KUALA LUMPUR: The license renewal conditions imposed on Lynas Malaysia will in no way dampen the confidence of foreign investors, says Science, Technology and Innovation Minister Chang Lih Kang.

He said the government had never shut down Lynas' operations but only rejected its application to remove the licence renewal conditions set in 2020.

"What we are doing today, is to reaffirm what we imposed in 2020.

"There are no new conditions imposed on Lynas.

Some have questioned whether the conditions will dampen foreign investors' confidence.

"So the answer is no," he said while wrapping up for his ministry on the motion of thanks on the Royal Address today (Feb 23).

Chang had previously announced the company must comply with terms imposed from 2020 so that cracking and leaching activities that produce radioactive waste would be done in Australia.

No cracking and leaching activities would be carried out at the Lynas plant in Gebeng here after July this year, said Chang.

The minister added the government had been consistent and had shown certainty in its policies and stand.

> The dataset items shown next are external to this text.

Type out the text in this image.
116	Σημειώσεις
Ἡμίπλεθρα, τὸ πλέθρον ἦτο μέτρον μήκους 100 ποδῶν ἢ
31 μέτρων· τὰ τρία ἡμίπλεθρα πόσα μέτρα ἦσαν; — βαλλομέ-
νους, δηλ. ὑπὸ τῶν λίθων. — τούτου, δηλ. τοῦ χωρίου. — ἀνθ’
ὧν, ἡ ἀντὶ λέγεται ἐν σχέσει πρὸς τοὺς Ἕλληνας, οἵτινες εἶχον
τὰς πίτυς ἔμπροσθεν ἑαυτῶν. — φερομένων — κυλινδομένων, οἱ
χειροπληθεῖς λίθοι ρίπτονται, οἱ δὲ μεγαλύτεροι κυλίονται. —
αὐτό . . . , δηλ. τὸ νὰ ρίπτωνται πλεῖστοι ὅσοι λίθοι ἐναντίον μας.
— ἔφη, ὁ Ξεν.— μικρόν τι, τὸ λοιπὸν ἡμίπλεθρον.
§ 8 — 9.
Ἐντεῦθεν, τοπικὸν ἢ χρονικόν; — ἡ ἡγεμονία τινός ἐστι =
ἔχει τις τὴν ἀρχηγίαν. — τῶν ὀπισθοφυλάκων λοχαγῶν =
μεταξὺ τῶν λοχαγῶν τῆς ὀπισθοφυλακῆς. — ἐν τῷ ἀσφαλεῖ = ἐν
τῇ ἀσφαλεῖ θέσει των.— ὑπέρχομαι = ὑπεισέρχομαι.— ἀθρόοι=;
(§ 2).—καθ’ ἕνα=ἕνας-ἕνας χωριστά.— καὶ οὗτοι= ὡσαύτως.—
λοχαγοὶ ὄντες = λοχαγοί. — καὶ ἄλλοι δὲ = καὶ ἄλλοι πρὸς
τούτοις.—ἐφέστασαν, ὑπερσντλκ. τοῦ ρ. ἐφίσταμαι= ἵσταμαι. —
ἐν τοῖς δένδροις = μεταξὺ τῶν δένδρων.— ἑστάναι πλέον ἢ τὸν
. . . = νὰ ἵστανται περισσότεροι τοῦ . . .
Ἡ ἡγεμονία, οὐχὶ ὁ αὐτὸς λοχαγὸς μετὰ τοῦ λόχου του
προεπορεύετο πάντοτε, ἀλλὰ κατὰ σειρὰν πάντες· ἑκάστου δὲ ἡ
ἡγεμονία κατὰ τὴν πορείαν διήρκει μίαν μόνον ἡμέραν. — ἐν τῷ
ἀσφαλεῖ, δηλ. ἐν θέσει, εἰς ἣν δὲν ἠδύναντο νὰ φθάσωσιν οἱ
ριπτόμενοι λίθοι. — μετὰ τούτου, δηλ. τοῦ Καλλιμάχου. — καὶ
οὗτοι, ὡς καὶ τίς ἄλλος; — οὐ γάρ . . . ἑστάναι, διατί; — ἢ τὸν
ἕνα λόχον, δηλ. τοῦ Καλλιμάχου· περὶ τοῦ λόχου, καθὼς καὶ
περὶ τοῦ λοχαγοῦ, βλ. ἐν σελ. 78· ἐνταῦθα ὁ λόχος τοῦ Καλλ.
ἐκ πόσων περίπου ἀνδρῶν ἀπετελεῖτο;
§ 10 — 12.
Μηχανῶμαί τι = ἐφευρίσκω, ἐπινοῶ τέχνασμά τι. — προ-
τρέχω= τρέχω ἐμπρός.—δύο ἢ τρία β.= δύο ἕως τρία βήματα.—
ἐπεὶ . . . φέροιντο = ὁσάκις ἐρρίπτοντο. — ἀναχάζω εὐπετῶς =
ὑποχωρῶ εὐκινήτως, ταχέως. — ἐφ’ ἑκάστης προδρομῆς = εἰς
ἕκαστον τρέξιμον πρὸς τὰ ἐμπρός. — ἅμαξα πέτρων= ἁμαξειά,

"If in the year 2020, we made a decision, but in 2023, we made another decision that is not the same in 2020, this would be seen as a flip flop.

"The flip flop is not good for the business community.

"That is why I said the decision will not affect investors' confidence," said Chang.

He added after his announcement, many more foreign investors had expressed interest in investing in the country.

"This is strong evidence investor confidence is not affected.

"This is because there is no element of surprise in the decision," he said.

He also confirmed receiving the appeal made by Lynas.

"We are still in the process of considering their appeal," added Chang.

Last week, Lynas Malaysia filed an appeal for a review of the conditions maintained in its operating licence renewal.

Lynas Rare Earths Ltd said its wholly-owned Malaysian subsidiary had appealed to the Science, Technology and Innovation Minister.

There were four conditions imposed when Lynas Malaysia received its three-year operating licence in 2020.

Among them was for Lynas to begin the process of developing a permanent disposal facility (PDF) within the first year from the date of the licence approval.

Lynas was also required to submit a work development plan for the construction of the PDF and report on its development status as determined by the AELB.

The company must ensure that a cracking and leaching plant outside Malaysia would be in operation before July 2023.

After that period, Lynas would no longer be allowed to import raw materials containing naturally occurring radioactive material into Malaysia.